Wrote Bolton: "Federal resources will be taxed and diverted from federal enforcement priorities as a result of the increase in requests for immigration status determination that will flow from Arizona if law enforcement officials are required to verify immigration status whenever, during the course of a lawful stop, detention or arrest, the law enforcement official has reasonable suspicion of unlawful presence in the United States." She continued: "In combination with the impermissible burden this provision will place on lawfully present aliens, the burden on federal resources and priorities also leads to an inference of preemption.... The Court therefore finds that preserving the status quo through a preliminary injunction is less harmful than allowing state laws that are likely preempted by federal law to be enforced."

Bolton cited opinions from the Ninth Circuit Court of Appeals, which in 2009 ruled that it is not in the public interest to allow a state to enforce a state law that violates the "supremacy clause" of the U.S. Constitution, which says that the Constitution, and thus the Federal government, has sway over the immigration issue. Because any appeal by SB1070 backers has to go through the Ninth Circuit, Bolton may have effectively stolen the "argh" from their argument by citing an opinion from the same court.

The injunction also puts Arpaio's 1070 barracks in temporary limbo. It may still be open for use depending on how the sheriff's team interprets the ruling. But that is unlikely given that the new tent-style barracks space was specifically meant to separate people held on SB1070 charges — and now that would-be law is frozen. But Arpaio says, "I have plenty of room. I'll take 2,000 [detainees] tomorrow if I have to." Above the 1070 barracks, a watchtower flashes a red neon sign normally seen at hotels: "Vacancy." Having the barracks up, he said, "would have been a nice little extra twist where we could have locked up [undocumented people] instead of taking them over to ICE [U.S. Immigration and Customs Enforcement], but we'll put up with it."

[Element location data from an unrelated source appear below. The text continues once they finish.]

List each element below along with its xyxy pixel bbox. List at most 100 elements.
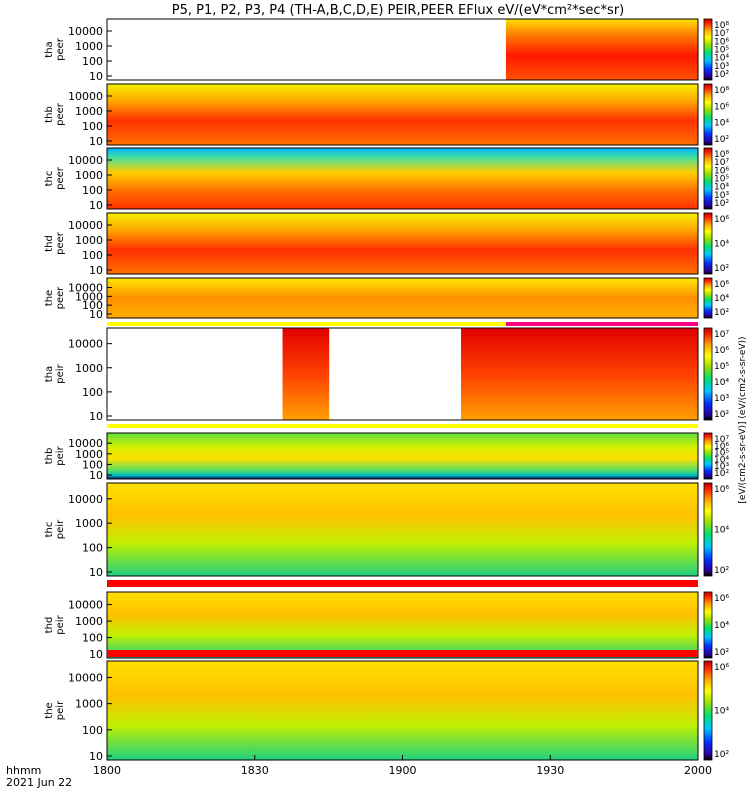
- colorbar-tick-label: 10²: [714, 410, 729, 420]
- colorbar-tick-label: 10⁷: [714, 330, 729, 340]
- quality-flag-bar: [107, 650, 698, 657]
- colorbar-tick-label: 10⁵: [714, 46, 729, 56]
- colorbar: [703, 432, 713, 480]
- y-tick-label: 100: [82, 249, 103, 262]
- panel-ylabel-probe: tha: [44, 366, 55, 382]
- colorbar: [703, 212, 713, 275]
- spectrogram-panel: [107, 433, 698, 479]
- colorbar-tick-label: 10⁶: [714, 102, 729, 112]
- y-tick-label: 10: [89, 70, 103, 83]
- quality-flag-bar: [505, 322, 698, 326]
- y-tick-label: 10: [89, 264, 103, 277]
- colorbar-tick-label: 10⁴: [714, 621, 729, 631]
- panel-frame: [106, 147, 699, 210]
- colorbar-tick-label: 10⁶: [714, 37, 729, 47]
- spectrogram-panel: [107, 84, 698, 145]
- panel-ylabel-quantity: peir: [55, 445, 66, 465]
- quality-flag-bar: [107, 424, 698, 428]
- colorbar-tick-label: 10⁶: [714, 485, 729, 495]
- colorbar-tick-label: 10⁷: [714, 29, 729, 39]
- y-tick-label: 1000: [75, 40, 103, 53]
- y-tick-label: 1000: [75, 105, 103, 118]
- y-tick-label: 100: [82, 632, 103, 645]
- y-tick-label: 10: [89, 566, 103, 579]
- x-tick-label: 2000: [684, 764, 712, 777]
- colorbar-tick-label: 10²: [714, 469, 729, 479]
- panel-ylabel-quantity: peer: [55, 286, 66, 310]
- y-tick-label: 1000: [75, 290, 103, 303]
- y-tick-label: 100: [82, 386, 103, 399]
- panel-frame: [106, 432, 699, 480]
- quality-flag-bar: [107, 580, 698, 587]
- y-tick-label: 100: [82, 55, 103, 68]
- colorbar-tick-label: 10⁷: [714, 158, 729, 168]
- y-tick-label: 10000: [68, 282, 103, 295]
- colorbar-tick-label: 10²: [714, 70, 729, 80]
- spectrogram-panel: [107, 483, 698, 576]
- panel-frame: [106, 18, 699, 81]
- panel-ylabel-quantity: peer: [55, 231, 66, 255]
- colorbar-tick-label: 10²: [714, 648, 729, 658]
- colorbar: [703, 660, 713, 761]
- panel-ylabel-quantity: peir: [55, 614, 66, 634]
- y-tick-label: 10000: [68, 154, 103, 167]
- colorbar-tick-label: 10²: [714, 566, 729, 576]
- panel-frame: [106, 83, 699, 146]
- no-data-region: [329, 328, 462, 420]
- colorbar-tick-label: 10²: [714, 308, 729, 318]
- spectrogram-panel: [107, 661, 698, 760]
- colorbar-tick-label: 10⁴: [714, 240, 729, 250]
- panel-frame: [106, 212, 699, 275]
- y-tick-label: 100: [82, 542, 103, 555]
- y-tick-label: 1000: [75, 448, 103, 461]
- colorbar-tick-label: 10⁵: [714, 175, 729, 185]
- colorbar-tick-label: 10⁸: [714, 86, 729, 96]
- y-tick-label: 100: [82, 120, 103, 133]
- y-tick-label: 10000: [68, 599, 103, 612]
- spectrogram-panel: [107, 148, 698, 209]
- y-tick-label: 10000: [68, 437, 103, 450]
- colorbar-tick-label: 10⁴: [714, 54, 729, 64]
- figure-title: P5, P1, P2, P3, P4 (TH-A,B,C,D,E) PEIR,P…: [172, 3, 625, 18]
- colorbar-tick-label: 10³: [714, 394, 729, 404]
- panel-frame: [106, 591, 699, 659]
- colorbar-tick-label: 10⁵: [714, 449, 729, 459]
- spectrogram-panel: [107, 278, 698, 318]
- colorbar-tick-label: 10⁶: [714, 442, 729, 452]
- colorbar-tick-label: 10²: [714, 199, 729, 209]
- x-tick-label: 1830: [241, 764, 269, 777]
- y-tick-label: 10: [89, 750, 103, 763]
- colorbar-tick-label: 10⁶: [714, 166, 729, 176]
- y-tick-label: 1000: [75, 698, 103, 711]
- panel-ylabel-quantity: peer: [55, 166, 66, 190]
- colorbar-tick-label: 10⁴: [714, 455, 729, 465]
- panel-frame: [106, 327, 699, 421]
- y-tick-label: 10: [89, 410, 103, 423]
- colorbar-tick-label: 10³: [714, 62, 729, 72]
- panel-frame: [106, 482, 699, 577]
- colorbar: [703, 327, 713, 421]
- y-tick-label: 10: [89, 135, 103, 148]
- y-tick-label: 100: [82, 184, 103, 197]
- colorbar-tick-label: 10⁸: [714, 150, 729, 160]
- panel-ylabel-quantity: peer: [55, 102, 66, 126]
- panel-ylabel-probe: the: [44, 702, 55, 718]
- y-tick-label: 10000: [68, 671, 103, 684]
- colorbar-tick-label: 10⁷: [714, 435, 729, 445]
- colorbar: [703, 147, 713, 210]
- colorbar-tick-label: 10⁶: [714, 663, 729, 673]
- y-tick-label: 100: [82, 299, 103, 312]
- quality-flag-bar: [107, 322, 506, 326]
- x-tick-label: 1800: [93, 764, 121, 777]
- colorbar-tick-label: 10⁵: [714, 362, 729, 372]
- y-tick-label: 10: [89, 648, 103, 661]
- colorbar-tick-label: 10³: [714, 191, 729, 201]
- y-tick-label: 1000: [75, 362, 103, 375]
- panel-ylabel-quantity: peir: [55, 700, 66, 720]
- time-axis-label: hhmm: [6, 764, 41, 777]
- colorbar-tick-label: 10⁶: [714, 594, 729, 604]
- panel-ylabel-probe: thd: [44, 617, 55, 634]
- panel-ylabel-quantity: peir: [55, 363, 66, 383]
- no-data-region: [107, 19, 506, 80]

While Arpaio admits that some chiefs of police and sheriffs don't like enforcing immigration laws, but he says the "cops on the beat are not going to be very happy" about the new injunction. "I'm sure they like to enforce illegal immigration laws." While he will not be prevented from continuing his sweep, Arpaio claims that SB1070 is still necessary in part to stop Arizona from having sanctuary cities, where undocumented people can find havens from police enforcement of immigration law. (The League of Arizona Cities and Towns told TIME there are not and have never been sanctuary cities in Arizona.)

Arpaio believes Washington should give him more credit for his sweeps' recent success because they have opened more employment and business opportunities for American citizens. "I should get an award!" he declared at a press conference on Wednesday after the injunction was announced. "They should say, 'Thank you, Sheriff. You just arrested five more in the workplace — false identification, forget that they are illegally here — now we have five more vacancies for people who are here legally.'"

American Civil Liberties Union of Arizona Executive Director Alessandra Soler Meetze told TIME that the injunction represents a major step to protect Arizona residents from racial profiling and discrimination. Nevertheless, she says, "We still have concerns that how some provisions of SB1070 may be misapplied by overzealous law enforcement like Sheriff Joe Arpaio, who has been engaging in discriminatory and pre-textual stops on the basis of race for the past three years. He is one of the most extreme examples of a law enforcement official abusing his power and operating well outside the Constitution and we will be mobilizing our attorneys to document abuses and ensure he abides by the rule of law."